The Nouadhibou-Nouakchott road is a short drive from the end of the border, and there is checkpoint at the junction. We did not know about this in advance, and the checkpoint looked more like an improvised roadblock of tires and scrap metal made by bandits posing as cops. We did consider running through it, but decided to stop for the man waving us down, who underneath his plain green coat was indeed wearing a uniform. He merely asked to see our Douane document and a fiche.
The Nouadhibou-Nouakchott road is a short drive from the end of the border, and there is checkpoint at the junction. We did not know about this in advance, and the checkpoint looked more like an improvised roadblock of tires and scrap metal made by bandits posing as cops. We did consider running through it, but decided to stop for the man waving us down, who underneath his plain green coat was indeed wearing a uniform.

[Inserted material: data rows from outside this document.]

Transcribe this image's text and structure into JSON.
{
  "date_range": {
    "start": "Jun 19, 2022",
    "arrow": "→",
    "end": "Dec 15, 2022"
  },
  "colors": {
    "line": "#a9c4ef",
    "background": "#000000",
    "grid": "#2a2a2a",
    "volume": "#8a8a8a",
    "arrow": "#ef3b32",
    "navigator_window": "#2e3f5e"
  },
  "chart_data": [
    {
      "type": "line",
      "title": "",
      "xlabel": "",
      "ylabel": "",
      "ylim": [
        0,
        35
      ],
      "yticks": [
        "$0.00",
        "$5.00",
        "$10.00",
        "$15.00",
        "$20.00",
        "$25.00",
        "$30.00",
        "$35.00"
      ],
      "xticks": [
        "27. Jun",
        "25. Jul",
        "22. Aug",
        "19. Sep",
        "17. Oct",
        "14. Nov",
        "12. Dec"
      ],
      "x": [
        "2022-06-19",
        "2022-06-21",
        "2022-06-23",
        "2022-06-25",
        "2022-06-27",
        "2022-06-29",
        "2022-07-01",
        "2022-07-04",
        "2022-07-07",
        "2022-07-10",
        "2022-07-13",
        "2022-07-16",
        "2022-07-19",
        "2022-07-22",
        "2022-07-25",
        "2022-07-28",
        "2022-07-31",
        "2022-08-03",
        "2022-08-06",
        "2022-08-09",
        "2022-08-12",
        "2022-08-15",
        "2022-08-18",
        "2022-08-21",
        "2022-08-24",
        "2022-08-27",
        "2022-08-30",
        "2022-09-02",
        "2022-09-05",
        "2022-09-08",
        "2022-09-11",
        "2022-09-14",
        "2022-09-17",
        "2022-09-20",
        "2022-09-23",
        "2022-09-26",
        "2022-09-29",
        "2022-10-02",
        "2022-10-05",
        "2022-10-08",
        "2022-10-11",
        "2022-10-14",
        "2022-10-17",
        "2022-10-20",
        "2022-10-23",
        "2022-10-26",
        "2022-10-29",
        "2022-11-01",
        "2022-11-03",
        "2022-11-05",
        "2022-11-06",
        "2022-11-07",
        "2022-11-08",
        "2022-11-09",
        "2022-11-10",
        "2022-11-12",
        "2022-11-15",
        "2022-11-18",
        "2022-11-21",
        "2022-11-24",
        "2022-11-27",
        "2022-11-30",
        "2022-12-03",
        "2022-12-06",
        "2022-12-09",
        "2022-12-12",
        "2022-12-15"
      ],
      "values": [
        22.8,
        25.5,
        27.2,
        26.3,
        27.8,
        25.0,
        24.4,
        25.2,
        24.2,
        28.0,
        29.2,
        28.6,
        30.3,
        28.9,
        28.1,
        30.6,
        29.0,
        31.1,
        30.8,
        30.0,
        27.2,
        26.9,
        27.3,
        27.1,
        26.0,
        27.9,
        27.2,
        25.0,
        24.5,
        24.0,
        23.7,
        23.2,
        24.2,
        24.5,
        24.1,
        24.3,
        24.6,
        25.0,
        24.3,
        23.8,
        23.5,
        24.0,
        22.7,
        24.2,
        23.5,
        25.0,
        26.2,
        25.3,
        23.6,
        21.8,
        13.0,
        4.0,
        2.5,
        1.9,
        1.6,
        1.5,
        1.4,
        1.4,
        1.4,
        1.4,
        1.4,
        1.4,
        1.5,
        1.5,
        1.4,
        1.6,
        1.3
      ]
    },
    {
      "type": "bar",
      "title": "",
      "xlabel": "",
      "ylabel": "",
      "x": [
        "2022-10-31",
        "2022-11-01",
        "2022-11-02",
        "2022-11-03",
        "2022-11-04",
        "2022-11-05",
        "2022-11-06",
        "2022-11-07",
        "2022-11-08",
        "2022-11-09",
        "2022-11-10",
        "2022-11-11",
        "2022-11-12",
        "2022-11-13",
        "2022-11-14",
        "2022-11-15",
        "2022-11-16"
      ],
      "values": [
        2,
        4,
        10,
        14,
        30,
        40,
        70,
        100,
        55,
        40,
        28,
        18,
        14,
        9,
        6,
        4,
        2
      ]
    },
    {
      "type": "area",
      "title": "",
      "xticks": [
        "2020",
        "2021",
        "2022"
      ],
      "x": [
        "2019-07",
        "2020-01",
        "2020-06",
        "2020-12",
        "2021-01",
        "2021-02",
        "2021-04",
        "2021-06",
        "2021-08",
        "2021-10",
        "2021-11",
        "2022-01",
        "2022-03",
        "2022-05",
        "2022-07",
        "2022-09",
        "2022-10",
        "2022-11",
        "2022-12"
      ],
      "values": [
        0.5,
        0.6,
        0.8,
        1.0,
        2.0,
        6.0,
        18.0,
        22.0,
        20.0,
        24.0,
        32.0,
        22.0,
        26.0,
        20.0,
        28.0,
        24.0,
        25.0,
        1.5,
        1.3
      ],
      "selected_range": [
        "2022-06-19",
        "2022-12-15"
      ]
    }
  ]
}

He merely asked to see our Douane document and a fiche.
The whole process from arrival to departure
took two hours.
What
We Needed
In Rabat
- DH 680 (340 each) for visa fees
- Passports
- Photocopy of passports
- Photocopy of the Moroccan visa stamp in the passports
- Two passport photos
- 0 bribes
- Six hours to process
At the border
- Two carbon copies for the Douane form, issued upon arrival into Morocco
- Passports, including entry stamps
- Vehicle registration document
- Mauritanian customs stamp in Al's passport (as the vehicle owner), received at border
- OUM 7800 for insurance
- Patience / feigned stupidity / negotiation for both hustlers and greedy gendarmes
- 0 bribes
- About two hours to cross
This one was more complex than anything I’ve
ever done before, but compared to what we've heard about future crossings, was straightforward and
relatively easy for hustles, hassles and bribes.